When I first started writing online five years ago, I came with a mission. My mission was to write about the complexity of things. How convenient this is, thought I, that I can actually do it in installments.... hash it around, revise it, change the order of things. Because, in my head at least, that is what Complexity is all about: the approach from many directions at once, an interwoven tapestry.
I was interested in complexity because in an odd reversal of events, my life had just become a lot simpler. My son had just gone off to college, 3000 miles away and I could not believe what it felt like to not be a 24-hour parent. I kept this to myself because it seemed like some kind of betrayal, if not to my son, then to all my parent-peers who kept pressing me about how bad I must feel that he was gone. Not so. It felt kind of Good.
About that time, though, I had an unfortunate event. An abandoned oil tank in my basement decided to leak. It had, in fact, been leaking for some time, and when it finally became enough of a hole that the spilling oil actually caused noticeable smells in my house, close to a hundred gallons of fuel oil had gone into the ground. I live in Massachusetts. We worry about stuff like that: global warming, the degradation of the environment, blah blah..... Massachusetts told me to just clean it up and stop complaining. That is when the clean-up contractor's bills started to arrive, about every other day, for amounts between $500 and $20,000. There was no telling when the end would come. Some would call that stress. So would I.
They say that all clouds have a silver lining. The silver lining to this cloud was in the form of a cluttered basement (25 years of accumulated and discarded Life down there) that had to be removed in order for the clean-up crew to do their state-mandated work. And in that process (the basement clean up, not the oil spill clean up), I saw the procession of my Life since graduate school march up the basement stairs and into a huge dumpster positioned conveniently in my driveway.
I say it was a Gift. To be able to let go of all those things, those books, those unfinished projects, those unused and unopened wedding gifts, those drawings, those broken pieces of furniture that refused to mend themselves, those scavenged artifacts which would not assemble themselves, those yard sale acquisitions, those sentimental toys of a baby boy who was now across the country having the time of his life and not really worrying about his childhood toys, those pieces of the house, disassembled from upstairs and held in the basement for their historical significance, those secret old love letters..... they all got reveiwed by me, then went into the dumpster (and then where?)... is this what Life amounts to?
It was about that time that I was reading the Sunday New York Times about a site for writers that also offered the ability for writers to talk to each other.....
I am not a writer. I got A's in freshman English and I still remember how to diagram a sentence from high school, and, most importantly, I know what an appositive is, but that is about the end of it. I am not even much of a reader. The book must have a lot of pictures to keep my interest. So to actually put something in print for the... the WORLD to see is a bit daunting, no? Actually, no. Not if nobody reads the piece, which, more often than not is the case with online publishing. And even if I do not read much, I DO have a good visual sense and just seeing my words up there in all their pre-formatted splendor was good enough for me, even if I took issue with the designer of the site on a number of unfortunate choices.
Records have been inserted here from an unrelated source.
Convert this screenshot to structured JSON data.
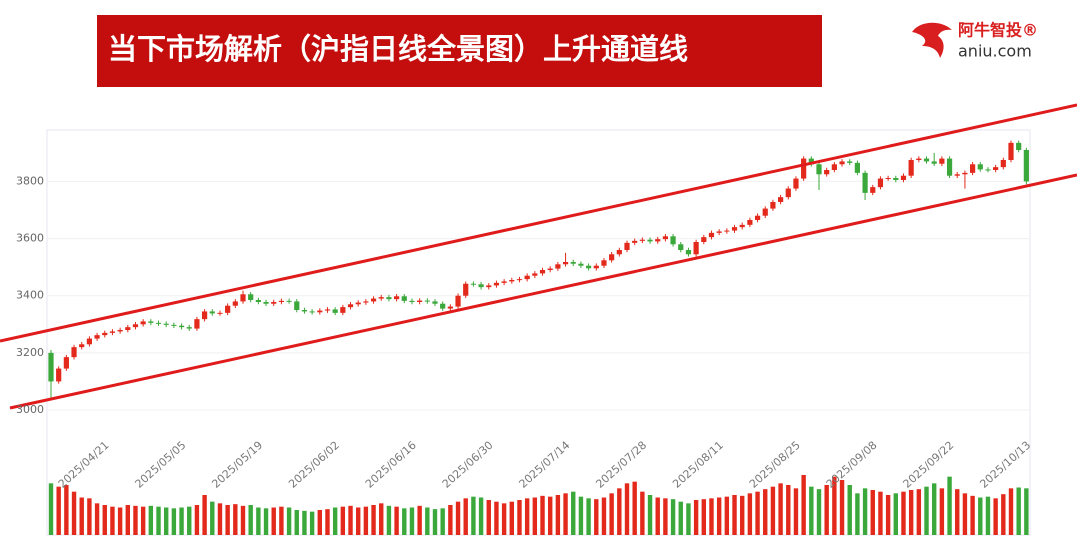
{
  "header": {
    "title": "当下市场解析（沪指日线全景图）上升通道线",
    "brand": "阿牛智投®",
    "site": "aniu.com"
  },
  "chart_data": {
    "type": "candlestick",
    "up_color": "#e3291b",
    "down_color": "#3aa83a",
    "grid": true,
    "ylim": [
      3000,
      3980
    ],
    "yticks": [
      3000,
      3200,
      3400,
      3600,
      3800
    ],
    "categories": [
      null,
      null,
      null,
      "2025/04/21",
      null,
      null,
      null,
      null,
      null,
      null,
      null,
      null,
      null,
      "2025/05/05",
      null,
      null,
      null,
      null,
      null,
      null,
      null,
      null,
      null,
      "2025/05/19",
      null,
      null,
      null,
      null,
      null,
      null,
      null,
      null,
      null,
      "2025/06/02",
      null,
      null,
      null,
      null,
      null,
      null,
      null,
      null,
      null,
      "2025/06/16",
      null,
      null,
      null,
      null,
      null,
      null,
      null,
      null,
      null,
      "2025/06/30",
      null,
      null,
      null,
      null,
      null,
      null,
      null,
      null,
      null,
      "2025/07/14",
      null,
      null,
      null,
      null,
      null,
      null,
      null,
      null,
      null,
      "2025/07/28",
      null,
      null,
      null,
      null,
      null,
      null,
      null,
      null,
      null,
      "2025/08/11",
      null,
      null,
      null,
      null,
      null,
      null,
      null,
      null,
      null,
      "2025/08/25",
      null,
      null,
      null,
      null,
      null,
      null,
      null,
      null,
      null,
      "2025/09/08",
      null,
      null,
      null,
      null,
      null,
      null,
      null,
      null,
      null,
      "2025/09/22",
      null,
      null,
      null,
      null,
      null,
      null,
      null,
      null,
      null,
      "2025/10/13",
      null,
      null,
      null,
      null
    ],
    "open": [
      3200,
      3100,
      3145,
      3185,
      3220,
      3230,
      3250,
      3262,
      3270,
      3275,
      3280,
      3290,
      3300,
      3310,
      3305,
      3302,
      3298,
      3295,
      3290,
      3285,
      3318,
      3345,
      3338,
      3340,
      3365,
      3380,
      3405,
      3385,
      3378,
      3372,
      3378,
      3382,
      3380,
      3350,
      3345,
      3342,
      3348,
      3352,
      3340,
      3360,
      3370,
      3376,
      3380,
      3390,
      3395,
      3388,
      3398,
      3382,
      3378,
      3383,
      3380,
      3372,
      3355,
      3362,
      3400,
      3442,
      3440,
      3430,
      3436,
      3445,
      3450,
      3455,
      3458,
      3470,
      3478,
      3490,
      3495,
      3510,
      3518,
      3512,
      3505,
      3496,
      3505,
      3524,
      3545,
      3560,
      3585,
      3592,
      3596,
      3590,
      3598,
      3608,
      3580,
      3560,
      3545,
      3588,
      3605,
      3620,
      3625,
      3628,
      3640,
      3648,
      3665,
      3680,
      3705,
      3728,
      3745,
      3775,
      3810,
      3880,
      3860,
      3825,
      3840,
      3860,
      3870,
      3865,
      3830,
      3760,
      3780,
      3810,
      3812,
      3805,
      3820,
      3875,
      3880,
      3870,
      3862,
      3880,
      3820,
      3825,
      3830,
      3860,
      3842,
      3840,
      3850,
      3875,
      3935,
      3910
    ],
    "high": [
      3210,
      3153,
      3193,
      3228,
      3238,
      3258,
      3270,
      3278,
      3283,
      3288,
      3298,
      3308,
      3318,
      3318,
      3313,
      3310,
      3306,
      3303,
      3298,
      3326,
      3353,
      3353,
      3348,
      3373,
      3388,
      3418,
      3413,
      3393,
      3386,
      3386,
      3390,
      3390,
      3388,
      3358,
      3353,
      3356,
      3360,
      3360,
      3368,
      3378,
      3384,
      3388,
      3398,
      3403,
      3403,
      3406,
      3406,
      3390,
      3391,
      3391,
      3388,
      3380,
      3370,
      3408,
      3450,
      3450,
      3448,
      3444,
      3453,
      3458,
      3463,
      3466,
      3478,
      3486,
      3498,
      3503,
      3518,
      3550,
      3526,
      3520,
      3513,
      3513,
      3532,
      3553,
      3568,
      3593,
      3600,
      3604,
      3604,
      3606,
      3616,
      3616,
      3588,
      3568,
      3596,
      3613,
      3628,
      3633,
      3636,
      3648,
      3656,
      3673,
      3688,
      3713,
      3736,
      3753,
      3783,
      3818,
      3888,
      3888,
      3868,
      3848,
      3868,
      3878,
      3878,
      3873,
      3838,
      3788,
      3818,
      3820,
      3820,
      3828,
      3883,
      3888,
      3888,
      3900,
      3888,
      3888,
      3833,
      3838,
      3868,
      3868,
      3850,
      3858,
      3883,
      3943,
      3943,
      3918
    ],
    "low": [
      3040,
      3092,
      3137,
      3177,
      3212,
      3222,
      3242,
      3254,
      3262,
      3267,
      3272,
      3282,
      3292,
      3297,
      3294,
      3290,
      3287,
      3282,
      3277,
      3277,
      3310,
      3330,
      3330,
      3332,
      3357,
      3372,
      3377,
      3370,
      3364,
      3364,
      3370,
      3372,
      3342,
      3337,
      3334,
      3334,
      3340,
      3332,
      3332,
      3352,
      3362,
      3368,
      3372,
      3382,
      3380,
      3380,
      3374,
      3370,
      3370,
      3372,
      3364,
      3347,
      3347,
      3354,
      3392,
      3432,
      3422,
      3422,
      3428,
      3437,
      3442,
      3447,
      3450,
      3462,
      3470,
      3482,
      3487,
      3502,
      3504,
      3497,
      3488,
      3488,
      3497,
      3516,
      3537,
      3552,
      3577,
      3584,
      3582,
      3582,
      3590,
      3572,
      3552,
      3537,
      3537,
      3580,
      3597,
      3612,
      3617,
      3620,
      3632,
      3640,
      3657,
      3672,
      3697,
      3720,
      3737,
      3767,
      3802,
      3852,
      3770,
      3817,
      3832,
      3852,
      3857,
      3822,
      3735,
      3752,
      3772,
      3802,
      3797,
      3797,
      3812,
      3867,
      3862,
      3854,
      3854,
      3812,
      3812,
      3775,
      3822,
      3834,
      3832,
      3832,
      3842,
      3867,
      3902,
      3790
    ],
    "close": [
      3100,
      3145,
      3185,
      3220,
      3230,
      3250,
      3262,
      3270,
      3275,
      3280,
      3290,
      3300,
      3310,
      3305,
      3302,
      3298,
      3295,
      3290,
      3285,
      3318,
      3345,
      3338,
      3340,
      3365,
      3380,
      3405,
      3385,
      3378,
      3372,
      3378,
      3382,
      3380,
      3350,
      3345,
      3342,
      3348,
      3352,
      3340,
      3360,
      3370,
      3376,
      3380,
      3390,
      3395,
      3388,
      3398,
      3382,
      3378,
      3383,
      3380,
      3372,
      3355,
      3362,
      3400,
      3442,
      3440,
      3430,
      3436,
      3445,
      3450,
      3455,
      3458,
      3470,
      3478,
      3490,
      3495,
      3510,
      3518,
      3512,
      3505,
      3496,
      3505,
      3524,
      3545,
      3560,
      3585,
      3592,
      3596,
      3590,
      3598,
      3608,
      3580,
      3560,
      3545,
      3588,
      3605,
      3620,
      3625,
      3628,
      3640,
      3648,
      3665,
      3680,
      3705,
      3728,
      3745,
      3775,
      3810,
      3880,
      3860,
      3825,
      3840,
      3860,
      3870,
      3865,
      3830,
      3760,
      3780,
      3810,
      3812,
      3805,
      3820,
      3875,
      3880,
      3870,
      3862,
      3880,
      3820,
      3825,
      3830,
      3860,
      3842,
      3840,
      3850,
      3875,
      3935,
      3910,
      3800
    ],
    "volume": [
      62,
      58,
      60,
      52,
      45,
      44,
      38,
      36,
      34,
      33,
      36,
      35,
      34,
      35,
      34,
      33,
      32,
      33,
      34,
      36,
      48,
      40,
      38,
      36,
      37,
      35,
      36,
      33,
      32,
      33,
      34,
      33,
      30,
      29,
      28,
      30,
      31,
      33,
      34,
      35,
      33,
      34,
      36,
      38,
      35,
      34,
      32,
      33,
      35,
      33,
      31,
      32,
      36,
      40,
      44,
      46,
      45,
      42,
      40,
      38,
      40,
      42,
      44,
      45,
      47,
      46,
      48,
      50,
      52,
      46,
      44,
      43,
      45,
      50,
      56,
      62,
      64,
      52,
      48,
      45,
      44,
      43,
      40,
      38,
      42,
      43,
      44,
      45,
      46,
      48,
      47,
      50,
      52,
      55,
      58,
      62,
      60,
      56,
      72,
      58,
      55,
      60,
      70,
      66,
      60,
      50,
      56,
      54,
      52,
      48,
      50,
      52,
      54,
      55,
      58,
      62,
      56,
      70,
      55,
      50,
      47,
      45,
      46,
      44,
      49,
      56,
      57,
      56
    ]
  }
}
But to get back to complexity, my mission here was to re-assemble the lost parenting, the lost basement memorabilia, and interweave it with advancing age by reflecting non-wistfully on paths not taken and non-boastfully on ones that were. It would be an aggregate of denial of the environmental horror going on in my basement with the conjecture of relationships not-quite-formed, with the rationale of the cosmos and the absurdities of government and business. It would be a treatise on How I Spent My Time with the invitation to comment, but not really listen to critique. It would be a reflection on Girls, that topic which I mistakenly thought would diminish with aging. It would, in the language of the day, be a social network, and try to draw out just those elements of complexity from everybody I encountered here. Is that complex enough?
Actually, no. What i found is that I am not complex and neither is my writing. In fact, I strive for simplicity, for compartmentalizing. It is how I cope in a complex world.